Samba is used to create/view network "shares". This is not what you're looking for.
Since you have all your partitions as NTFS, you will be able to read the files without a problem, but you won't be able to write the them. As XavierP mentioned, writing to NTFS is sketchy at best. However, if your partitions are not actually full (please tell me you haven't got 240Gb of data!) then all is not lost.
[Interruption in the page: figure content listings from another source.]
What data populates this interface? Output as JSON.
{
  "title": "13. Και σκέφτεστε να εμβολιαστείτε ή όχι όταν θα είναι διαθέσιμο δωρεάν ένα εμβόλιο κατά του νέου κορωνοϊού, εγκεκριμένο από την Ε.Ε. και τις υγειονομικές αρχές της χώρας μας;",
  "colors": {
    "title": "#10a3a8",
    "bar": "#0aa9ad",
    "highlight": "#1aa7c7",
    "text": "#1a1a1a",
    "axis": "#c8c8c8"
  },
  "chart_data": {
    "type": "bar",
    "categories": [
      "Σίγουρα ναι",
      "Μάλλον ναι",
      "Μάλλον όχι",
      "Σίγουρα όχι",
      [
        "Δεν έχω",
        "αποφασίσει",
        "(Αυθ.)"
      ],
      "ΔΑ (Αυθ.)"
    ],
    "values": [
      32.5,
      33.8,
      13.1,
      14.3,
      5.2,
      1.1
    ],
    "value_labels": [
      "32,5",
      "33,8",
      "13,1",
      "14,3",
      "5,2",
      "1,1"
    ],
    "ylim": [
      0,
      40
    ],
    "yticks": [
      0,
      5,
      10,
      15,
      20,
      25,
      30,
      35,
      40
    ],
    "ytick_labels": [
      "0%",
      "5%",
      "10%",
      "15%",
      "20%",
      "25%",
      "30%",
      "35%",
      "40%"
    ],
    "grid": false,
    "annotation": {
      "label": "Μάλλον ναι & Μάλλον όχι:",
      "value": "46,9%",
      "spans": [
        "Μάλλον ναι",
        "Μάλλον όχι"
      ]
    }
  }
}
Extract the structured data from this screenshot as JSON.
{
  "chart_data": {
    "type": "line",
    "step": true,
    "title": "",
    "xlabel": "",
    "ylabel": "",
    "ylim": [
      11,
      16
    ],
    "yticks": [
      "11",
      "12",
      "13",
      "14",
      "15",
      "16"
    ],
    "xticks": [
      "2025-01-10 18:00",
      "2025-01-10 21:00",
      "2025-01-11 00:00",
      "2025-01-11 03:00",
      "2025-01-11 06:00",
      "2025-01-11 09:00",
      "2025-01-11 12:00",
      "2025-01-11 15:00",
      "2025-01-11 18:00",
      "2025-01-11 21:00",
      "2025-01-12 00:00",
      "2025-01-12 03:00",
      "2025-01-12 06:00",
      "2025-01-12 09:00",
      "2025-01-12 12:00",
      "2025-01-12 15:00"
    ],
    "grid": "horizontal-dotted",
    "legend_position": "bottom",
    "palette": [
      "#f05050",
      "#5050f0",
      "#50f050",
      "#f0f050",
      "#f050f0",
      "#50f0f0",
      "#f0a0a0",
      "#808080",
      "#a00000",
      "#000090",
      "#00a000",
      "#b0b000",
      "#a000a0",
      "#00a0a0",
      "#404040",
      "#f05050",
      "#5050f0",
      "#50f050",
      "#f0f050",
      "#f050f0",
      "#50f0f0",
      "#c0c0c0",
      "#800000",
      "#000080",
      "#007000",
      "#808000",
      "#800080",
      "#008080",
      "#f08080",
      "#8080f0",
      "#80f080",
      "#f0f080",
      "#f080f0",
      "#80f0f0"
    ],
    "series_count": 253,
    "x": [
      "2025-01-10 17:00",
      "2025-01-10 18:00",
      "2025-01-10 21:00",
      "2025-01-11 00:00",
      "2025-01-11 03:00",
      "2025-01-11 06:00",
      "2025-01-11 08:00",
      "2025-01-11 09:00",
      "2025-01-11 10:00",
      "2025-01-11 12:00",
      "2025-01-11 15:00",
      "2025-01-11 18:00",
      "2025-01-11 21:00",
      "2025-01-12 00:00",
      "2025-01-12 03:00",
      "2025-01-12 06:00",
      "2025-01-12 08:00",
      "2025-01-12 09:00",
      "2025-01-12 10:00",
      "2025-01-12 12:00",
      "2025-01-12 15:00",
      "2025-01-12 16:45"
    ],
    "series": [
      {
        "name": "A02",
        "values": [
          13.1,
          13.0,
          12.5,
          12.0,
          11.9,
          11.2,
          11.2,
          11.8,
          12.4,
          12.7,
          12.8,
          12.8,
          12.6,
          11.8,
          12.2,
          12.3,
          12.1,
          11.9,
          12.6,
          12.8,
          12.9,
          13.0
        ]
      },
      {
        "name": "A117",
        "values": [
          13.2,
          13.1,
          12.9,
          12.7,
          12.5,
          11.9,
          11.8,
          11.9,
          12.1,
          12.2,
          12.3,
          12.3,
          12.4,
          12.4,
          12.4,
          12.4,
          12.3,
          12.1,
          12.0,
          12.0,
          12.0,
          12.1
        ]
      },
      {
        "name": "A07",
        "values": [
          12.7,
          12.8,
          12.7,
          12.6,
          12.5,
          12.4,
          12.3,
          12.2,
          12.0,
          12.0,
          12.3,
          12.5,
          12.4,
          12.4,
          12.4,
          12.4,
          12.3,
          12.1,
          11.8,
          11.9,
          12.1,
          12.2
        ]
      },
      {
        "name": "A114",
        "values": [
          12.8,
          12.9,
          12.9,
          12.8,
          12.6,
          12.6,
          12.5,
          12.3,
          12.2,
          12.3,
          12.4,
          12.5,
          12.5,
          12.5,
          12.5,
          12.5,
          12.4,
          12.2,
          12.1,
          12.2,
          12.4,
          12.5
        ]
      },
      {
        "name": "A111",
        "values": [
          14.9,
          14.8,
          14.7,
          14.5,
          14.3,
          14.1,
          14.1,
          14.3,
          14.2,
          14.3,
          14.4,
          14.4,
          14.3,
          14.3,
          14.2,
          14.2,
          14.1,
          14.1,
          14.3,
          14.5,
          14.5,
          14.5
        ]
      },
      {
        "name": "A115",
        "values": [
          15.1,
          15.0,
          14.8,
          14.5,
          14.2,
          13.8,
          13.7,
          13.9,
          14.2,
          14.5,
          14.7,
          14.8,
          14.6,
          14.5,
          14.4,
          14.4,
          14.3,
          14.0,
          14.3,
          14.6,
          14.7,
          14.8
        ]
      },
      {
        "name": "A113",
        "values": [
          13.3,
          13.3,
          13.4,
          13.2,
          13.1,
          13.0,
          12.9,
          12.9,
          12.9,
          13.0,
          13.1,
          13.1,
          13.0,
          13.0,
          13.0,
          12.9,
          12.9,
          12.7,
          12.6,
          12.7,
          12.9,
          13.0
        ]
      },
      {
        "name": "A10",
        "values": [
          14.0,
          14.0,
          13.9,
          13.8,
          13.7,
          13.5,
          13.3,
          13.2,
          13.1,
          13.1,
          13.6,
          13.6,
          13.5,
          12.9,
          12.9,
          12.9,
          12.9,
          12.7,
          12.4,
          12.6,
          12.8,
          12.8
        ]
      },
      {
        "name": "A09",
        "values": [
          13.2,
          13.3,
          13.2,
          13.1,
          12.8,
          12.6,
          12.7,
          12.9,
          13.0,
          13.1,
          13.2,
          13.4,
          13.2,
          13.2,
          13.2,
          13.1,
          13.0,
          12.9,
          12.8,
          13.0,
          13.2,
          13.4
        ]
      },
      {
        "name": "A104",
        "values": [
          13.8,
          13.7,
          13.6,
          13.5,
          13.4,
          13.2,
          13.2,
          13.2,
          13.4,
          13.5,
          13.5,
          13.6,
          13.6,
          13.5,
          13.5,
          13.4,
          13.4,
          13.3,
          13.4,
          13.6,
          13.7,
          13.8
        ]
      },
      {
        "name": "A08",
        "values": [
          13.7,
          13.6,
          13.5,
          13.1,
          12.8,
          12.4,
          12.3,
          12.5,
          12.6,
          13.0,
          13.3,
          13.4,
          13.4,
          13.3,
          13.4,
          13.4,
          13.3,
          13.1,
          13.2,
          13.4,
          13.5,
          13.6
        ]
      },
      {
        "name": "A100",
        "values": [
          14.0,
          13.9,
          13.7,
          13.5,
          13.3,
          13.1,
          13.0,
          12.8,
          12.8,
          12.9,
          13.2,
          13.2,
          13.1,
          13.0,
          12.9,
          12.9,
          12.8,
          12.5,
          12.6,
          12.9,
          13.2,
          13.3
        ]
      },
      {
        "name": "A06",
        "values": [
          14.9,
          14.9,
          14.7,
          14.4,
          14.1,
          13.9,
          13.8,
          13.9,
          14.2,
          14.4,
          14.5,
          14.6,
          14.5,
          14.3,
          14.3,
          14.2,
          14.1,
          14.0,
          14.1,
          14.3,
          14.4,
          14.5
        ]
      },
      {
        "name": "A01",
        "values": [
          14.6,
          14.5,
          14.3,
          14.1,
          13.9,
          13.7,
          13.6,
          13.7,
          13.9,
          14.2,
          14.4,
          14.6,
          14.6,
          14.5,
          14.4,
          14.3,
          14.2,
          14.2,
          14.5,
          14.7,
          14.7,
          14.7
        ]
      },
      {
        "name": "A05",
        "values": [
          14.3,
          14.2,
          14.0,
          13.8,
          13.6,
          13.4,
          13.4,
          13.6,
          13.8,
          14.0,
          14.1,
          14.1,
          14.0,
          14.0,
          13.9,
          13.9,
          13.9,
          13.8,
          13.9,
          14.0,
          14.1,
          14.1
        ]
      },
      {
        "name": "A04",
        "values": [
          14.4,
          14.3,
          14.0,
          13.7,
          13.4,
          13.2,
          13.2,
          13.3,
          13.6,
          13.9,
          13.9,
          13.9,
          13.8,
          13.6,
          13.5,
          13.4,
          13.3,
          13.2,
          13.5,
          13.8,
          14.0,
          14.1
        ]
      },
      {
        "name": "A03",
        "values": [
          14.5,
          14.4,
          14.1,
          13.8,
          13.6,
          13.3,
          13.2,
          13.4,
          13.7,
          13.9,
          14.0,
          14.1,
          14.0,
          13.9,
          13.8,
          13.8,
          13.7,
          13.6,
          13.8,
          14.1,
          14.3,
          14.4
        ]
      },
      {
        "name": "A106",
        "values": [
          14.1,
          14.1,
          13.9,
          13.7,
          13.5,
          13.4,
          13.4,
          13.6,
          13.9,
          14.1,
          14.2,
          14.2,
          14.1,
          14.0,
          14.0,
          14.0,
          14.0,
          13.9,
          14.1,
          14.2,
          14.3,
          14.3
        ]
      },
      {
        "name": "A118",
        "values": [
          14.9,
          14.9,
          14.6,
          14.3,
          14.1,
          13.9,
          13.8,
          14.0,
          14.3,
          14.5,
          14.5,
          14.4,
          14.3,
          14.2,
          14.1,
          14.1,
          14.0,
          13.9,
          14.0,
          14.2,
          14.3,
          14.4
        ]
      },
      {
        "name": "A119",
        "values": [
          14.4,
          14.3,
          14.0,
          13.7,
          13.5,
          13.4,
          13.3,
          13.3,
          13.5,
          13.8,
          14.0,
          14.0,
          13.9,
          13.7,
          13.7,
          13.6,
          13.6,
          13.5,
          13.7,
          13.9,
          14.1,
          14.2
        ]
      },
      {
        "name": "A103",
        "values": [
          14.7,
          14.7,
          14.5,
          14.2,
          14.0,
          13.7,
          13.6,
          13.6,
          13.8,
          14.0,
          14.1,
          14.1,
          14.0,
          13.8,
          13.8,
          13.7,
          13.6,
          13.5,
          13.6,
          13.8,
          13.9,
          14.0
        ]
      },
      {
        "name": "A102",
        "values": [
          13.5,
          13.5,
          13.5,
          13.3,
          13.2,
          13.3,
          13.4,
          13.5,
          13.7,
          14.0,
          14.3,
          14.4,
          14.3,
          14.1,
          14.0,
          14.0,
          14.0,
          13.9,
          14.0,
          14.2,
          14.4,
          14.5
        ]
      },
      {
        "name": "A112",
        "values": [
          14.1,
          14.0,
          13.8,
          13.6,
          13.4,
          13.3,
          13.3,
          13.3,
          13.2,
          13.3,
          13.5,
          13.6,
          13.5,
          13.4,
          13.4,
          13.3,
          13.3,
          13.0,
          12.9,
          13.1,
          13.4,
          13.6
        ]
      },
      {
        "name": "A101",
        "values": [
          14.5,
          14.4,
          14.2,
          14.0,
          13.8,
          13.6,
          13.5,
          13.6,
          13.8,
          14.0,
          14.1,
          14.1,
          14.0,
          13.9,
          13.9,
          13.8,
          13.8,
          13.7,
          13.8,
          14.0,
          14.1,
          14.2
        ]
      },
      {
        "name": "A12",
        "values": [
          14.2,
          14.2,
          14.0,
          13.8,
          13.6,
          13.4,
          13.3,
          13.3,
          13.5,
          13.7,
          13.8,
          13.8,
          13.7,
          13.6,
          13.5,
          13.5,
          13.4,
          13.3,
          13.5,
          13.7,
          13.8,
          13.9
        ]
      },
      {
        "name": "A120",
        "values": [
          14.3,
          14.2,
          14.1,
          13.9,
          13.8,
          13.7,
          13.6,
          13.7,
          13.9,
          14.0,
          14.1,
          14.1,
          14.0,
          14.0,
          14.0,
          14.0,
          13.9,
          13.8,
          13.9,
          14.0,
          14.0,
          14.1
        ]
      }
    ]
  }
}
Personally, I would sort out the storage
before installing Linux.
Let's look at your setup, and make some assumptions - let's say, you've only used 50% of the space on any given partition:
Disk1:
- C: = 20GB, 10Gb used
- D: = 50Gb, 25Gb used
- E: = 50GB, 25Gb used
Disk2:
- F: = 20GB, 10Gb used
- G: = 50Gb, 25Gb used
- H: = 50Gb, 25Gb used
Since you have many "drives", I would do this:
Create a new "folder" on D and on G, called "E stuff", for instance. Move/copy 1/2 (ie 12.5Gb) of files onto D and the other 1/2 onto G. This way you have a 50Gb partition that is now empty. Reformat it as FAT32 (if Windows won't let you format a FAT32 partition that size, try Knoppix - Windows will still and use it). Move your files back from D and G to your shiny new FAT32 version of E.
Do the same for all the partitions that you need. With some finigling and luck, you will end up with all your "Data" partitions as FAT32.
Now you can install Linux.
WARNING
You should
always have a backup of your
important data (ie data that you cannot, under any circumstances, afford to lose) before attempting to do anything like this.